Tuesday, May 3, 2016

FILSAFAT ABAD PERTENGAHAN DAN MASA SKOLATIK

 FILSAFAT ABAD PERTENGAHAN DAN MASA SKOLATIK


        A.   Sejarah Filsafat Abad Pertengahan
Sejarah filsafat abad pertengahan dimulai kira-kira pada abad ke-5 sampai awal abad ke-17. Para sejarawan umumnya menentukan tahun 476, yakni masa berakhirnya Kerajaan Romawi Barat yang berpusat di kota Roma dan munculnya Kerajaan Romawi Timur yang kelak berpusat di Konstantinopel (sekarang Istanbul), sebagai data awal zaman abad pertengahan dan tahun 1492 (penemuan benua Amerika oleh Columbus) sebagai data akhirnya.[1]
Masa ini diawali dengan lahirnya filsafat Eropa. Sebagaimana halnya dengan filsafat Yunani yang dipengaruhi oleh kepercayaan, maka filsafat atau pemikiran pada abad pertengahan pun dipengaruhi oleh kepercayaan Kristen. Artinya, pemikiran filsafat abad pertengahan didominasi oleh agama.
Periode abad pertengahan mempunyai perbedaan yang mencolok dengan abad sebelumnya. Perbedaan ini terletak pada dominasi agama. Timbulnya agama kristen pada permulaan abad masehi membawa perubahan besar terhadap kepercayaan agama. Zaman pertengahan adalah zaman keemasan bagi kekristenan.[2] Disinilah yang menjadi persoalannya, karena agama kristen itu mengajarkan bahwa wahyu tuhanlah yang merupakan kebenaran sejati. Hal ini berbeda dengan pandangan Yunani kuno yang mengatakan bahwa kebenaran dapat dicapai oleh kemampuan akal.[3]
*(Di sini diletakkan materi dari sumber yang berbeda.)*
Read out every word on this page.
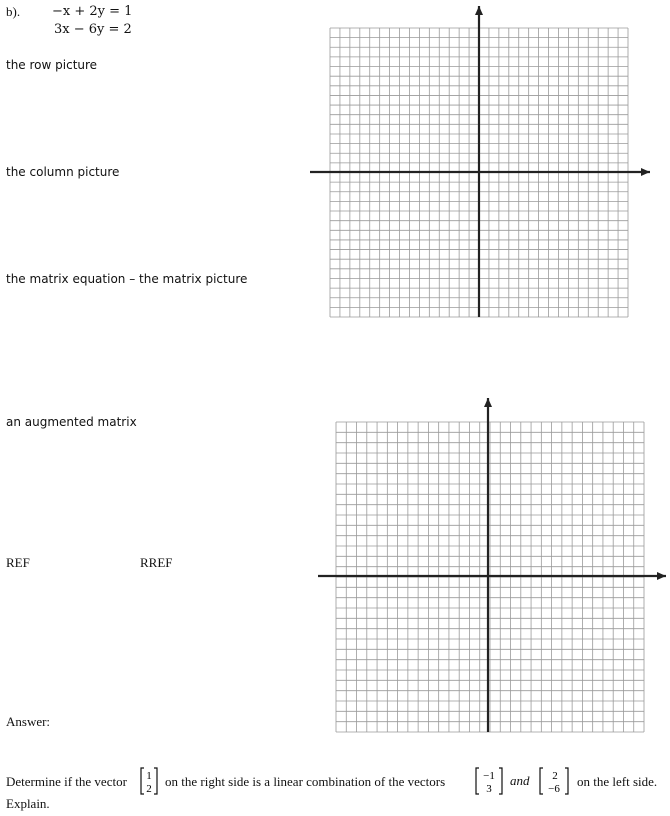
b). −x + 2y = 1
3x − 6y = 2
the row picture
the column picture
the matrix equation – the matrix picture
an augmented matrix
REF	RREF
Answer:
Determine if the vector 1
2 on the right side is a linear combination of the vectors	−1
3
and 2
−6 on the left side.
Explain.
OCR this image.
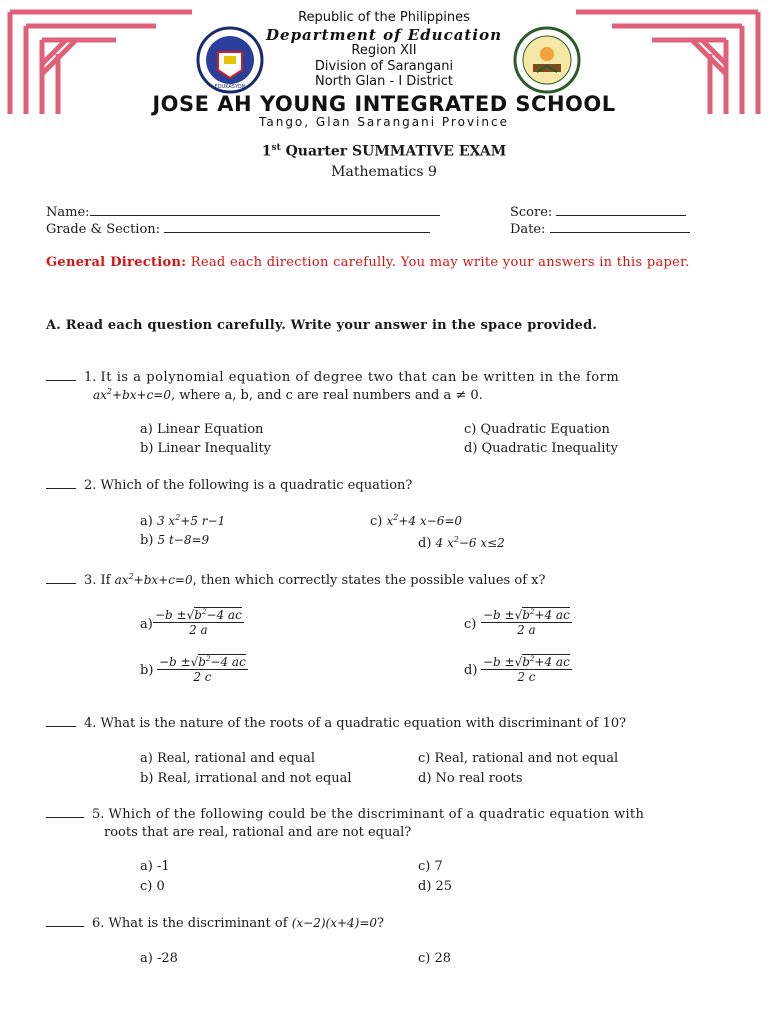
EDUKASYON
Republic of the Philippines
Department of Education
Region XII
Division of Sarangani
North Glan - I District
JOSE AH YOUNG INTEGRATED SCHOOL
Tango, Glan Sarangani Province
1st Quarter SUMMATIVE EXAM
Mathematics 9
Name:
Grade & Section:
Score:
Date:
General Direction: Read each direction carefully. You may write your answers in this paper.
A. Read each question carefully. Write your answer in the space provided.
1. It is a polynomial equation of degree two that can be written in the form
$ax^2+bx+c=0$, where a, b, and c are real numbers and a ≠ 0.
a) Linear Equation
b) Linear Inequality
c) Quadratic Equation
d) Quadratic Inequality
2. Which of the following is a quadratic equation?
a) 3 $x^2+5$ r−1
b) 5 t−8=9
c) $x^2+4$ x−6=0
d) 4 $x^2-6$ x≤2
3. If $ax^2+bx+c=0$, then which correctly states the possible values of x?
$a) \frac{-b \pm√b^2-4 ac}{2 a}$
$b) \frac{-b \pm√b^2-4 ac}{2 c}$
$c) \frac{-b \pm√b^2+4 ac}{2 a}$
$d) \frac{-b \pm√b^2+4 ac}{2 c}$
4. What is the nature of the roots of a quadratic equation with discriminant of 10?
a) Real, rational and equal
b) Real, irrational and not equal
c) Real, rational and not equal
d) No real roots
5. Which of the following could be the discriminant of a quadratic equation with
roots that are real, rational and are not equal?
a) -1
c) 0
c) 7
d) 25
6. What is the discriminant of (x−2)(x+4)=0?
a) -28	c) 28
       B.   Ciri Filsafat Abad Pertengahan
Filsafat Abad Pertengahan dicirikan dengan adanya hubungan erat antara agama Kristen dan filsafat. Dilihat secara menyeluruh, filsafat abad pertengahan memang merupakan filsafat Kristiani. Oleh karena itu, kiranya dapat dikatakan bahwa filsafat abad pertengahan adalah suatu filsafat agama dengan agama kristiani sebagai basisnya.
Mengenai sikap terhadap pemikiran Yunani ada dua:
a.       Golongan yang menolak sama sekali pemikiran Yunani, karena pemikiran Yunani merupakan pemikiran orang kafir karena tidak mengakui wahyu.
b.      Menerima filsafat yunani yang mengatakan bahwa karena manusia itu ciptaan Tuhan maka kebijaksanaan manusia berarti pula kebijaksanaan yang datangnya dari Tuhan. Mungkin akal tidak dapat mencapai kebenaran yang sejati. Oleh karena itu, akal dapat dibantu oleh wahyu.[4]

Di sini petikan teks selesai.